Assessing the impact of a variant of the lastest dual attack

The dual attacks on the Learning With Errors (LWE) problem are currently a subject of controversy within the cryptographic community. In particular, the results of [MATZOV 2022], which assert a substantial reduction in the security level of Kyber— a lattice-based cryptosystem currently being standardized by NIST— have not gained widespread acceptance. Their attack analysis relies on several assumptions that, in certain contexts, contradict established theorems or well-supported heuristics, as noted in [Ducas-Pulles 2023].
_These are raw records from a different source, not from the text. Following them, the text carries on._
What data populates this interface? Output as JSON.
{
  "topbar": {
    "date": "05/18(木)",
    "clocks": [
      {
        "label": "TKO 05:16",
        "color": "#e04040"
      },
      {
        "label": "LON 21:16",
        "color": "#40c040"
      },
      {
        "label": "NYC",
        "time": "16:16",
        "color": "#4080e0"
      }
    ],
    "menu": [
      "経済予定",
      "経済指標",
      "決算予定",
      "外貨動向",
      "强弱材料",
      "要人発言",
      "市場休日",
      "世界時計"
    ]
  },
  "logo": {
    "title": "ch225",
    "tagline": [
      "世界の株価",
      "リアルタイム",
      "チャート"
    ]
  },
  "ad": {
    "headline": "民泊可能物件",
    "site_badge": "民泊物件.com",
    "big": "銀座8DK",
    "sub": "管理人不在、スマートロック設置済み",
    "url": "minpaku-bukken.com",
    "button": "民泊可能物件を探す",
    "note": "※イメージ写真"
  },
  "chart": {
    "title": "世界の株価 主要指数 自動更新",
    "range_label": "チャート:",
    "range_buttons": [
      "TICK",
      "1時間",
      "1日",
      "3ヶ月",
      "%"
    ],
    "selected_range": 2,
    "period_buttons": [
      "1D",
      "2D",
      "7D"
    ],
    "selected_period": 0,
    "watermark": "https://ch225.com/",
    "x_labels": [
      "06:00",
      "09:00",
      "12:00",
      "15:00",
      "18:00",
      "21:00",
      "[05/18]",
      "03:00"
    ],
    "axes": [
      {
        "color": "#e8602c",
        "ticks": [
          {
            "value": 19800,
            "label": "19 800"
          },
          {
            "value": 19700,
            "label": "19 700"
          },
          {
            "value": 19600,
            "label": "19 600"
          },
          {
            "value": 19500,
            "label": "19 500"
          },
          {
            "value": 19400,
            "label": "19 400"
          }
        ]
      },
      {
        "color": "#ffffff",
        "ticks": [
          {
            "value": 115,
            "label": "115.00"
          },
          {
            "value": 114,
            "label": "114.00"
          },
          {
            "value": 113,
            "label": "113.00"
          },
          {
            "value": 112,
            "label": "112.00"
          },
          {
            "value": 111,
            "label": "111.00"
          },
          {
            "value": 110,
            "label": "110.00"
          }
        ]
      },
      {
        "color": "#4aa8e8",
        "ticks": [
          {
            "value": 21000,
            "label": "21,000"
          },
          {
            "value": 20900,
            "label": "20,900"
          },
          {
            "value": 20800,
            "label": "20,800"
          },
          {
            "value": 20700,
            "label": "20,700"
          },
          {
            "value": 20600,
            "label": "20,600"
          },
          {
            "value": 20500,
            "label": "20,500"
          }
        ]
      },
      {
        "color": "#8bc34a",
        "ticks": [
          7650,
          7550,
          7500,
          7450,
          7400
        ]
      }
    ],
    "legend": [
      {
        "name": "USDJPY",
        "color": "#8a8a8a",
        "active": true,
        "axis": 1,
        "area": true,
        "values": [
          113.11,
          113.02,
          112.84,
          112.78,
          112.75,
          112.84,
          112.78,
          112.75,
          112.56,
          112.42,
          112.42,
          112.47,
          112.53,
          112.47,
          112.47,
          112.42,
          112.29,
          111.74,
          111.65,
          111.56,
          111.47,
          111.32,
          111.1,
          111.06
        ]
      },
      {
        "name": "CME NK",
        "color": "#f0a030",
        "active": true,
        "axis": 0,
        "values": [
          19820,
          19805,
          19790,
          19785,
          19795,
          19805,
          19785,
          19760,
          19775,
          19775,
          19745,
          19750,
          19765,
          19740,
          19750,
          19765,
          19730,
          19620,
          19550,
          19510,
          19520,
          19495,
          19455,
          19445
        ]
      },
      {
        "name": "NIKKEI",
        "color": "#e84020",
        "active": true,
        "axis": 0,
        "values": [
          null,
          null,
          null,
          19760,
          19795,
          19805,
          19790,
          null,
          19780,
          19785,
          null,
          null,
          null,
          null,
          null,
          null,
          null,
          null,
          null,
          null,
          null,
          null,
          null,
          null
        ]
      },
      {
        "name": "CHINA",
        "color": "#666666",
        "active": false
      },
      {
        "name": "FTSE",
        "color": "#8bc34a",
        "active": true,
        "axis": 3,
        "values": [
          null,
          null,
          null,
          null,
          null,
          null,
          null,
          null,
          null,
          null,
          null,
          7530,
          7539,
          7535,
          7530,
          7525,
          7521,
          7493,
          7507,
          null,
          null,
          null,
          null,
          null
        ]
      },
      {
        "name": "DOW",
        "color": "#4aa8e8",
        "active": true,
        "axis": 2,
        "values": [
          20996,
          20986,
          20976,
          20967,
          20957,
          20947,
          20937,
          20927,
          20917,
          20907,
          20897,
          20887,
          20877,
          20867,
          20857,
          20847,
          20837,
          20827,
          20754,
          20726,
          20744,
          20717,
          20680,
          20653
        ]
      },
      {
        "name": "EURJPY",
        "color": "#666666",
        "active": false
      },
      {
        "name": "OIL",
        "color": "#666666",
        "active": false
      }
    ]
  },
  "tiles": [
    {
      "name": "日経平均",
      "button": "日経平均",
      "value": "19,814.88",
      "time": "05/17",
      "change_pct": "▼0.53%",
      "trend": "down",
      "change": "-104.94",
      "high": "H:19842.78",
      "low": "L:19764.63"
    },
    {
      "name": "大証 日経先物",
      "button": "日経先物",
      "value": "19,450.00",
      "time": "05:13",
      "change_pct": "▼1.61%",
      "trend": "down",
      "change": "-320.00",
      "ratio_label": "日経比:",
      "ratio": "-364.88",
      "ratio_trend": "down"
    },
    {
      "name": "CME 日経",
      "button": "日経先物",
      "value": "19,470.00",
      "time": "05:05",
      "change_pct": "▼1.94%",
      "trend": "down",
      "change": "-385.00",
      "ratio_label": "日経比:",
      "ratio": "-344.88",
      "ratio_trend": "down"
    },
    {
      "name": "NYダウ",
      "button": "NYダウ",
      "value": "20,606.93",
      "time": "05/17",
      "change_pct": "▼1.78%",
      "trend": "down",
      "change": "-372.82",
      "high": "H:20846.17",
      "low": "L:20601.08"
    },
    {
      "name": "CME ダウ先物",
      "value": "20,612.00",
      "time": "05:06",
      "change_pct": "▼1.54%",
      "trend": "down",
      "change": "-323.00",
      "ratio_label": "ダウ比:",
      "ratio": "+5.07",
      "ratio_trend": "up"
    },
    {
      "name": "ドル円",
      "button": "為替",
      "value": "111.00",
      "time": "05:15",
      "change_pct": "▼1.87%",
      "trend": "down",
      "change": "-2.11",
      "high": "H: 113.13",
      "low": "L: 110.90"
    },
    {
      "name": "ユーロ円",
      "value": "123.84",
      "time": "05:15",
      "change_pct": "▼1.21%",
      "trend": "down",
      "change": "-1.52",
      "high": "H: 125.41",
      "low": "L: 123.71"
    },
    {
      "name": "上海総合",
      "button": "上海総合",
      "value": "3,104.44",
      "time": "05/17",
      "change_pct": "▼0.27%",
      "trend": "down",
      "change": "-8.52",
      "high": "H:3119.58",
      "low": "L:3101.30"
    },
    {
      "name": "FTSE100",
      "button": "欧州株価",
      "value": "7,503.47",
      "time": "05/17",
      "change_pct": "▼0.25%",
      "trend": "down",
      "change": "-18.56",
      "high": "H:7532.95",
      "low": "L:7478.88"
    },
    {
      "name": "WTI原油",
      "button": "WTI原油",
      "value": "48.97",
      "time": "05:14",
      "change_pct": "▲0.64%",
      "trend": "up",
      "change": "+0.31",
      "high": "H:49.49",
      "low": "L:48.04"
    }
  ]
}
In this presentation, I will discuss a collaborative effort with Charles Meyer-Hilfiger, Yixin Shen, and Jean-Pierre Tillich, where we propose a novel dual lattice attack on LWE that reexamines the approach of [MATZOV 2022]. Their method involves transforming a small-LWE problem (defined by a small secret) into another small-LWE problem, which is then reduced to a standard LWE problem where the secret is no longer small but the dimension has been significantly decreased. This second reduction relies on a modulus switching technique. We expand upon this strategy by employing a code-based approach using polar codes over ZZ_q.

I will present a new analysis of our variant of [MATZOV 2022] that does not rely on the independence assumption that they made and which has been challenged by [Ducas-Pulles 2023]. Our results demonstrate that the complexities reported in [MATZOV 2022] are, in fact, achievable.